Cos’è la responsabilità? È quella condizione per cui, quando siamo investiti di un lavoro o di una decisione, siamo consapevoli che, dal nostro lavoro, da come lo svolgeremo e dalle scelte che faremo, deriveranno conseguenze per qualcuno o su qualcosa che avremo determinato noi; quello stato di fatto per cui, se sbagliamo, per errore umano o per superficialità o incompetenza, dovremo comunque rispondere di ciò che abbiamo fatto, indipendentemente dal fatto che “sia successo perché l’abbiamo voluto o meno”.

Se abbiamo “voluto” far male, il nostro comportamento è doloso, ma non meno dannoso di quando abbiamo lavorato, deciso, determinato un risultato solo per leggerezza, incompetenza o errore.

Resta il fatto che il danno si è prodotto e chi sbaglia, deve pagare!
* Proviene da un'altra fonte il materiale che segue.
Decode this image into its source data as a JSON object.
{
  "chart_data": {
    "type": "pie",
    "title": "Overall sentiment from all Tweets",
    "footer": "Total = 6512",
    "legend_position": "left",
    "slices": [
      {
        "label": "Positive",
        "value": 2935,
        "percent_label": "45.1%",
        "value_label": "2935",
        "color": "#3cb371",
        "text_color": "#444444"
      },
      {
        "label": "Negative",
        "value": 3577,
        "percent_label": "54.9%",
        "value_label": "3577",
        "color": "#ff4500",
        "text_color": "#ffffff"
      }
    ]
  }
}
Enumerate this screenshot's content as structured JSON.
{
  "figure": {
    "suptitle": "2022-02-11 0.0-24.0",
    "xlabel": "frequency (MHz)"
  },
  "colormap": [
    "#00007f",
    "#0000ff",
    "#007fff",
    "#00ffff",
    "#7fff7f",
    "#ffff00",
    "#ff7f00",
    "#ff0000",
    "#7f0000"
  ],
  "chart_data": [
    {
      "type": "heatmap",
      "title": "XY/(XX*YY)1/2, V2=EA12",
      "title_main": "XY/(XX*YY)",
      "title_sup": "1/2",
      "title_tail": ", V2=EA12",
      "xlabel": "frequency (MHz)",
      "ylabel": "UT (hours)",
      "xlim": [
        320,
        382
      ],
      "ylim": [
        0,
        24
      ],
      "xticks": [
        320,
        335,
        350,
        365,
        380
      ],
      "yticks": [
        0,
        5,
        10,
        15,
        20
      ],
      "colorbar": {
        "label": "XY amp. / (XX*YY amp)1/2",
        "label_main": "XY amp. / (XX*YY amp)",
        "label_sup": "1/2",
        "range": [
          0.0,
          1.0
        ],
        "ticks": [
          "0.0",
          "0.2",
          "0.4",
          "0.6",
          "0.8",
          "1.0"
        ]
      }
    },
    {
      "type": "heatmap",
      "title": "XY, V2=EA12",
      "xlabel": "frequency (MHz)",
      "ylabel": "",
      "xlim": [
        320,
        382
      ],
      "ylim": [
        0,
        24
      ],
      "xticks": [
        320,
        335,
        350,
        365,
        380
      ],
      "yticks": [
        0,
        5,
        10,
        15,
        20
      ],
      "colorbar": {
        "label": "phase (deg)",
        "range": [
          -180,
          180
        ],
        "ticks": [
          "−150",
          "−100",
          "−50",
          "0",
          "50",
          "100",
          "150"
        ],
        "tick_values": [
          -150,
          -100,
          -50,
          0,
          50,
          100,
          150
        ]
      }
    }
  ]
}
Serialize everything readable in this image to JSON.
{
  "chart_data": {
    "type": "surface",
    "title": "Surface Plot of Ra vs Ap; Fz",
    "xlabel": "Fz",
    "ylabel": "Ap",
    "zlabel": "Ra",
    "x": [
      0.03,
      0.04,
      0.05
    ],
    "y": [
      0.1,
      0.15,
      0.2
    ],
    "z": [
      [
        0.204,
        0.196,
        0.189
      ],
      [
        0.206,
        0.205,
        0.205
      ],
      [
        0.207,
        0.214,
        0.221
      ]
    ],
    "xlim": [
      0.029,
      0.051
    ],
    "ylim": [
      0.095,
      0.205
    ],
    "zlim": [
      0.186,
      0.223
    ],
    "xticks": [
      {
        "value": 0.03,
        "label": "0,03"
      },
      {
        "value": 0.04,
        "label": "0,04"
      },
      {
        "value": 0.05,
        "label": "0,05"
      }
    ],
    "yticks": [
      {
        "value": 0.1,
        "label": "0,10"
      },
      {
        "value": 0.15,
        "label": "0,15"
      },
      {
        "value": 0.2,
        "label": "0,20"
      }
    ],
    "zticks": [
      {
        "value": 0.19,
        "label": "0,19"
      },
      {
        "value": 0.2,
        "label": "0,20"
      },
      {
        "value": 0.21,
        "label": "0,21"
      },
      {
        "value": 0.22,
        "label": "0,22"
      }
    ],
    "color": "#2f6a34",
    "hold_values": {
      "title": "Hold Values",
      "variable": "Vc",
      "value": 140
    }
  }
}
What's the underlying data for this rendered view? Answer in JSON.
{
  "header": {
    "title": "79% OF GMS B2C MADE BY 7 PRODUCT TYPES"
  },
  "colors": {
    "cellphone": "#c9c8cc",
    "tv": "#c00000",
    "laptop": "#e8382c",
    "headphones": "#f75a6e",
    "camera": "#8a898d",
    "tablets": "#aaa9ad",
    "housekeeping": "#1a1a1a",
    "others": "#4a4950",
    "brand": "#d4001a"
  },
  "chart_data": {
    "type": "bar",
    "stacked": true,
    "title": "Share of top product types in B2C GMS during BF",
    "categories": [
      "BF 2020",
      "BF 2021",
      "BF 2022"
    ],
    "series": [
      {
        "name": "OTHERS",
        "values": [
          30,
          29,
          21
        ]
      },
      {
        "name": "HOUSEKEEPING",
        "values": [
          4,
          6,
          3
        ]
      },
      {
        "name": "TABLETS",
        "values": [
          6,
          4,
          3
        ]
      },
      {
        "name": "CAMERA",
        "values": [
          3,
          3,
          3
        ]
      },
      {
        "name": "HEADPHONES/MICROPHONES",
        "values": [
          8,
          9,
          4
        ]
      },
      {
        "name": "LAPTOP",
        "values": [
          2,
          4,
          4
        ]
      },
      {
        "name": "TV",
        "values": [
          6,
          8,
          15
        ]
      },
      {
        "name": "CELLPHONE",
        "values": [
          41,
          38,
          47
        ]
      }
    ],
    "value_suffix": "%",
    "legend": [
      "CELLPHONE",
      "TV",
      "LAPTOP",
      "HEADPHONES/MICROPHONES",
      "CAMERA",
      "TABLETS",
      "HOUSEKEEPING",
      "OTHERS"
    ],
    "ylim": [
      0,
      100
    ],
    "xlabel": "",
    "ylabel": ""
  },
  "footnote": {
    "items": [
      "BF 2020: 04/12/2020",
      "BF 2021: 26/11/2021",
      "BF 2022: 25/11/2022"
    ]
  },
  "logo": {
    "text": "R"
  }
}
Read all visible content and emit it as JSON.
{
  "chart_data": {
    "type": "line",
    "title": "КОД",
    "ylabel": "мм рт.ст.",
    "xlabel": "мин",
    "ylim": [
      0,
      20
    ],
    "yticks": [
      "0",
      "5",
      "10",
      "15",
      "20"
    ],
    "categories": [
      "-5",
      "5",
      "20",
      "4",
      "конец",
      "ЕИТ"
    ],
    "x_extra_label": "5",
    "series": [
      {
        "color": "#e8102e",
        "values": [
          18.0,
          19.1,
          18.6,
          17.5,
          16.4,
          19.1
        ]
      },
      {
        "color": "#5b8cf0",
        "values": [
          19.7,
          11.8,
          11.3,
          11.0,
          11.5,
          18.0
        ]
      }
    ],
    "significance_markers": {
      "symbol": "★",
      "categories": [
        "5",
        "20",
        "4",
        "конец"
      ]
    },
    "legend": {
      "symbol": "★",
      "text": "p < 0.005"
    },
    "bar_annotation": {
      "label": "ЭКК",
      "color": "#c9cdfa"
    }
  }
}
SEMPRE, senza se e senza ma. Non possono esserci persone, categorie di professionisti, più o meno responsabili delle proprie azioni; non possiamo consentire che in uno Stato civile, qualcuno sia meno o per niente “colpevole” per non avere fatto il proprio dovere o non averlo fatto con attenzione e competenza. I danni, quelli sì, sono uguali per tutti, possono fare meno o maggior male, potranno essere più o meno compensati a seconda della forza, fisica, morale o economica di chi li subisce, ma è certo che si realizzeranno, com’è certo che dopo il giorno viene la notte. Il tempo è un bene prezioso, nel tempo i bambini diventano adulti, i malesseri diventano malattie a volte incurabili, i dolori diventano traumi spesso insuperabili e che comprometteranno la vita, la storia, non solo di chi li ha vissuti ma anche di chi li ha osservati senza poter essere d’aiuto, con la consapevolezza di essere spettatori inermi di un film di cui si conosce la trama e si prevede la fine… senza poterla impedire e poter cambiare il verso della storia.

E’ necessario aprire gli occhi e, anche se ci vuole coraggio, cominciare a chiamare le cose per il loro nome.n Nessuno deve essere immune da quella responsabilità che si chiede ad ogni essere umano nel vivere e nel convivere in una società in cui, chi lavora, dev’essere giustamente ricompensato del proprio lavoro ma che, ugualmente, ha il dovere di svolgerlo con competenza, coscienza e professionalità, dovendo rispondere non solo verso chi dà il lavoro ma anche verso coloro che, da tale lavoro, hanno diritto ad averne un beneficio.

Se un medico dovesse rispondere solo nei confronti dello Stato o dell’Azienda ospedaliera quando esegue la propria diagnosi, non si dovrebbe preoccupare di fare bene e di ottenere il migliore risultato per il paziente… la cura più adeguata e corretta; Di quel medico, l’obiettivo primario non è “lavorare dalle 8 alle 18,00” dietro una scrivania o in un ambulatorio, per avere comunque il proprio stipendio mensile e aver detto di aver adempiuto al proprio dovere, quanto piuttosto applicare la propria scienza, le proprie competenze, il proprio senso di responsabilità per capire il malato, la malattia e la cura! Questo viene chiesto ad ogni cittadino…. Questo è necessario che sia chiesto anche a chi decide della vita, della libertà e della serenità di una famiglia, di un uomo, di una donna, di un minore o di un qualsiasi cittadino che chiede giustizia!

Questa è la responsabilità che si chiede ad un magistrato, che si pretende dallo Stato, se in uno

Stato ancora abbiamo la forza di credere e di vivere.